Tenets of the Dead Gods
Though the individual devotions and strictures differ based on the lost god, those who are paladins of the fallen share some commonalities:
Remember. Through your words and your deeds, never let the world forget your fallen deity.
Focus. No task should be undertaken without furthering your cause.
Convert. A god cannot exist without followers. Foes must be given the chance to join your crusade before feeling your wrath.
Explore. There is no avenue that should not be considered in the resurrection of your deity.
3rd: Armor of Agathys, Longstrider
5th: Mirror Image, Shatter
9th: Magic Circle, Sending
13th: Dimension Door, Guardian of Faith
17th: Contact Other Plane, Legend Lore
When you take this oath at 3rd level, you gain the following two Channel Divinity options.
As an action, you can imbue one weapon that you are holding with psychic energy, using your Channel Divinity. When you hit a creature with a melee attack, you can expend your Channel Divinity to deal extra psychic damage to the target. The damage equals 5 + twice your paladin level.
As an action, you can imbue one weapon that you are holding with psychic energy, using your Channel Divinity. For 1 minute, your weapon deals psychic damage instead of its normal damage type, as it becomes a silvery version of itself. Whenever a creature hit by you while this Channel Divinity is active attacks another creature besides you before the start of your next turn, you may spend your reaction to cause the creature to suffer psychic damage equal to 5 + your paladin level in psychic damage.
You can end this effect on your turn as part of any other action. If you are no longer holding or carrying this weapon, or if you fall unconscious, this effect ends.
Edit 1/26/17: As Rene points out in the comments, this isn’t a great Channel Divinity option.

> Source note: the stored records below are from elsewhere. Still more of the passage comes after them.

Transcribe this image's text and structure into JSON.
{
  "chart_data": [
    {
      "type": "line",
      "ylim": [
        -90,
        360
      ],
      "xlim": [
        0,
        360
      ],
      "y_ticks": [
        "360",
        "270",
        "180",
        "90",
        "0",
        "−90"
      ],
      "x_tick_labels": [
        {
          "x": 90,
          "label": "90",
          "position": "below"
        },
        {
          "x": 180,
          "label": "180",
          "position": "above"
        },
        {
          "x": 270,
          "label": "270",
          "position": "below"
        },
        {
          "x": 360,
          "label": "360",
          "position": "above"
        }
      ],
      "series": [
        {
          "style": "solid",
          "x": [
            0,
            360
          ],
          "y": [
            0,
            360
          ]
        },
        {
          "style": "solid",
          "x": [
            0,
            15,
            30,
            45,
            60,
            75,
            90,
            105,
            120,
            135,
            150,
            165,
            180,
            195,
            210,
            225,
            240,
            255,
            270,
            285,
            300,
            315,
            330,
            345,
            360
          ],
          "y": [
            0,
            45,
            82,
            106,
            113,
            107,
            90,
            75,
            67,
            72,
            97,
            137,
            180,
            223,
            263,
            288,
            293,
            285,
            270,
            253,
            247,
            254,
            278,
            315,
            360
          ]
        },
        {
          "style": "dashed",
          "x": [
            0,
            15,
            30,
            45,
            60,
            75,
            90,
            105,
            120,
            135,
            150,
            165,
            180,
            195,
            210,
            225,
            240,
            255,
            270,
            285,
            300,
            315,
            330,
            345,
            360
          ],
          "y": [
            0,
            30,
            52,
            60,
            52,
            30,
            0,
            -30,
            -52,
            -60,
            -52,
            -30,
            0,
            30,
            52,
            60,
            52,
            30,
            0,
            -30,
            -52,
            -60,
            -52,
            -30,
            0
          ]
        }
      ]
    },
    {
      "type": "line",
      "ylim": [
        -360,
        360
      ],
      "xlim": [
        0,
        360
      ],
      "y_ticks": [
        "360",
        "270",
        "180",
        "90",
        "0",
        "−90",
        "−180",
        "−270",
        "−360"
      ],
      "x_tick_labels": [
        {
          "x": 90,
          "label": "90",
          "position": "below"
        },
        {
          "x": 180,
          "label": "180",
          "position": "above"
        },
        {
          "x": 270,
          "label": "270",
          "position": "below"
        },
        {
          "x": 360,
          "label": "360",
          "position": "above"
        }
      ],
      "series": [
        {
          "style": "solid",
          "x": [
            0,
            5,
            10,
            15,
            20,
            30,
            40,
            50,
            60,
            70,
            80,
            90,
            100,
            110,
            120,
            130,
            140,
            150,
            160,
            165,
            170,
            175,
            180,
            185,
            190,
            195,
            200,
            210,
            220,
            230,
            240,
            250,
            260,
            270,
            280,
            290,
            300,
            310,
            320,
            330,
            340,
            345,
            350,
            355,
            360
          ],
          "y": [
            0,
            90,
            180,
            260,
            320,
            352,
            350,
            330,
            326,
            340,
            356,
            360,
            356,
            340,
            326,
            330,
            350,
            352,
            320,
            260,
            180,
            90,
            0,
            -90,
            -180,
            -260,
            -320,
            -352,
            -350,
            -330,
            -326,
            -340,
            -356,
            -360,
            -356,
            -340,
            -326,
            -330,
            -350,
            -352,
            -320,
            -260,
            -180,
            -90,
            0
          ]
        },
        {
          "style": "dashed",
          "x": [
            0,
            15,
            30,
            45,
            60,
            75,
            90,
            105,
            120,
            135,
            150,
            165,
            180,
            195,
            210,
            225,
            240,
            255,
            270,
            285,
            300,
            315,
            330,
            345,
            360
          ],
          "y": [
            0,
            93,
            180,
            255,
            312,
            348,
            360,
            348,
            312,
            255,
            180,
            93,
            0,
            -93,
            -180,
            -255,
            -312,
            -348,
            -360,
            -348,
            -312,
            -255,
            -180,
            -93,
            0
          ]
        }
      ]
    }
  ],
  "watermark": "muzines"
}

Sure, it’s a near copy of the Death Cleric option, as Control the Ancients parallels Control Undead, but that doesn’t mean I can’t do better.
Control the Ancients
As an action, the paladin targets one elemental or aberration he or she can see within 30 feet of him or her. The target must make a Wisdom saving throw. On a failed save, the target must obey the paladin’s commands for the next 24 hours, or until the paladin uses this Channel Divinity option again. An elemental or aberration whose challenge rating is equal or greater than the paladin’s level is immune to this effect.
Beginning at 7th level, you and friendly creatures within 10 feet of you have resistance to Psychic and Cold damage. At 18th level, the range of this aura increases to 30 feet.
Beginning at 15th level, any successful melee attack against aberrations, celestials, elementals, fey, fiends, and undead imposes Disadvantage to the next saving throw or attack roll made by the creature. A successful attack also allows any friendly target within 30 feet to immediately make a saving throw against any charmed, frightened, or possession effect currently active by the creature.
Sentinel of the Silvery Void
At 20th level, you take on the form of a guardian of the Astral Plane, the Silvery Void. Using your action, you undergo a transformation. For 1 minute, you gain the following benefits:
- You may use Misty Step in place of your movement.
- Enemy creatures within 10 feet of you are vulnerable to psychic damage.
- Friendly creatures within 30 feet deal psychic damage equal to your Charisma bonus on every successful attack.
- Friendly creatures within 30 feet of you benefit from Rary’s Telepathic Bond
Once you use this feature, you can’t use it again until you finish a long rest.